# Pokémon Craft



## CharlieCooper (Aug 1, 2010)

Made this for someone that is quite the fan of Pokémon. I gather there are many other lovers on this forum so you may appreciate this!

If you want me to make you a specific Pokémon, I may be convinced to do so if I owe you favour/like you enough.


----------



## Meep (Aug 1, 2010)

When I saw the thread title, I thought they'd be papercrafts. =P That's pretty neat, though.


----------



## ianini (Aug 1, 2010)

Gengar FTW!!


----------



## Brax13 (Aug 1, 2010)

Oh the nostalgia... I'm about to find my Pokémon: Blue Version again XD


----------



## CharlieCooper (Aug 1, 2010)

Meep said:


> When I saw the thread title, I thought they'd be papercrafts. =P That's pretty neat, though.



The guy I made this for has done all of the Pokémon papercrafts


----------



## Anthony (Aug 1, 2010)

omgomgomg. I would <3 Charlie even more (is that possible?) if David could get an Arcanine. :3


----------



## Diniz (Aug 1, 2010)

Meep said:


> When I saw the thread title, I thought they'd be papercrafts. =P That's pretty neat, though.

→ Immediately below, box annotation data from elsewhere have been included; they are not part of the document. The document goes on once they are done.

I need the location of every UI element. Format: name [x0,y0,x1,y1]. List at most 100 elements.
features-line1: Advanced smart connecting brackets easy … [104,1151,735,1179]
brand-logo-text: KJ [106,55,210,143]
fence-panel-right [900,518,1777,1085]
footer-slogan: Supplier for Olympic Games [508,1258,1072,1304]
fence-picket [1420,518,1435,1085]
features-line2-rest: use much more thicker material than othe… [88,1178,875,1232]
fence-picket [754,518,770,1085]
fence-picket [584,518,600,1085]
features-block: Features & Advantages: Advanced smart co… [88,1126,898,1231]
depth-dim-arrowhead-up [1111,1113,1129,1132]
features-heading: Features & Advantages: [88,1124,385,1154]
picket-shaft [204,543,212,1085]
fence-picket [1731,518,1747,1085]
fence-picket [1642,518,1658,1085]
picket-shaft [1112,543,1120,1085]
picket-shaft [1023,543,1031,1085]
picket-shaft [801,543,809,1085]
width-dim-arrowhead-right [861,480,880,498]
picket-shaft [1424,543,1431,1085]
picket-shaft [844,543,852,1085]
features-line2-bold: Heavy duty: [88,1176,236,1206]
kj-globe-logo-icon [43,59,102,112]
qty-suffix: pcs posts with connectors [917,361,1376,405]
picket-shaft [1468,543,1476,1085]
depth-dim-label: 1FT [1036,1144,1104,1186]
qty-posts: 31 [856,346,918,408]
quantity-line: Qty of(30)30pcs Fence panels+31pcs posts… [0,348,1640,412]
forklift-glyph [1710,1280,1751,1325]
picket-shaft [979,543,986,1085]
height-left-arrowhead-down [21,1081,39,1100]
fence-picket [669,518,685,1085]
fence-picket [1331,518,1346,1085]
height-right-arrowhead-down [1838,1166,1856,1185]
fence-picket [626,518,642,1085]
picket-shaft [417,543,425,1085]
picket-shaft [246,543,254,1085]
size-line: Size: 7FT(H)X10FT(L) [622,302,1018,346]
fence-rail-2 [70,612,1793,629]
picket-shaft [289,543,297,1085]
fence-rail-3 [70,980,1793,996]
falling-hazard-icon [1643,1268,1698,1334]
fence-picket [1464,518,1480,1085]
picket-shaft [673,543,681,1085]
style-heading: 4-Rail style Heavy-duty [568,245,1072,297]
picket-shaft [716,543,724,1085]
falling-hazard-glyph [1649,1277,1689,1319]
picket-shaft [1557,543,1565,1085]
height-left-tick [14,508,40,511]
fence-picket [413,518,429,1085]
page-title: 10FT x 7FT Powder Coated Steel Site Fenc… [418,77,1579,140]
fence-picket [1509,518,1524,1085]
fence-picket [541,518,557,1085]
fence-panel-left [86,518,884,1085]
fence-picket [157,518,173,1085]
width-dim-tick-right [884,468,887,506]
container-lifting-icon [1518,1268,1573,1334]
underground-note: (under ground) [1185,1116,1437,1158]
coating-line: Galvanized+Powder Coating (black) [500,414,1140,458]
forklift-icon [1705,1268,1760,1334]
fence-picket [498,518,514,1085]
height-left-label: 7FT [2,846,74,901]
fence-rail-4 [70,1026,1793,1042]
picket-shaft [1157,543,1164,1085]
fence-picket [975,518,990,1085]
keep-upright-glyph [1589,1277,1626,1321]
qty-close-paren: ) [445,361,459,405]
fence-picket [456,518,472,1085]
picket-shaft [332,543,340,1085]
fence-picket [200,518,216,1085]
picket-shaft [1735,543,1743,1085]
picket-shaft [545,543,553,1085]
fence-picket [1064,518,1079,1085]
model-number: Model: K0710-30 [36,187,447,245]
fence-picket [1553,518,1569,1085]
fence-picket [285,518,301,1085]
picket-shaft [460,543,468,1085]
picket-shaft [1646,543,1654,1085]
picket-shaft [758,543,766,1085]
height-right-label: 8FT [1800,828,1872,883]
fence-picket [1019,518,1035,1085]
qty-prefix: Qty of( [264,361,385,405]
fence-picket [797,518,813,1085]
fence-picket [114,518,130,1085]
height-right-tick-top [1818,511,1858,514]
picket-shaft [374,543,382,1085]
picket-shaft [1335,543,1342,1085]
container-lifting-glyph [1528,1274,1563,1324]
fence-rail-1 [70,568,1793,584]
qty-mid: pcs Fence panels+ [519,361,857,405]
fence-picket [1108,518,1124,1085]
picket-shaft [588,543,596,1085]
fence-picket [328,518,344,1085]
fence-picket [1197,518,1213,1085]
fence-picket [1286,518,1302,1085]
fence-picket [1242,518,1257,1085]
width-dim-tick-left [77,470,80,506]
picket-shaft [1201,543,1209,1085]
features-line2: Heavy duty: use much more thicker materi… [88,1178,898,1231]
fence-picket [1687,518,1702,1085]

When i saw the thread title i thought about starcraft =P


----------



## Dene (Aug 1, 2010)

Epic.


----------



## CharlieCooper (Aug 1, 2010)

Anthony said:


> omgomgomg. I would <3 Charlie even more (is that possible?) if David could get an Arcanine. :3



Hmm... Getting the right colours could prove difficult, but the design wouldn't be too hard.


----------



## Samania (Aug 2, 2010)

Woah is that made out of those beads that you put on a pegboard and iron it? It kinda looks like it. That is really neat I have to try it one time


----------



## Swordsman Kirby (Aug 2, 2010)

It's PURPLE!


----------



## IamWEB (Aug 2, 2010)

Ho-Oh gogogo!


----------



## joey (Aug 2, 2010)

Do one of my face?


----------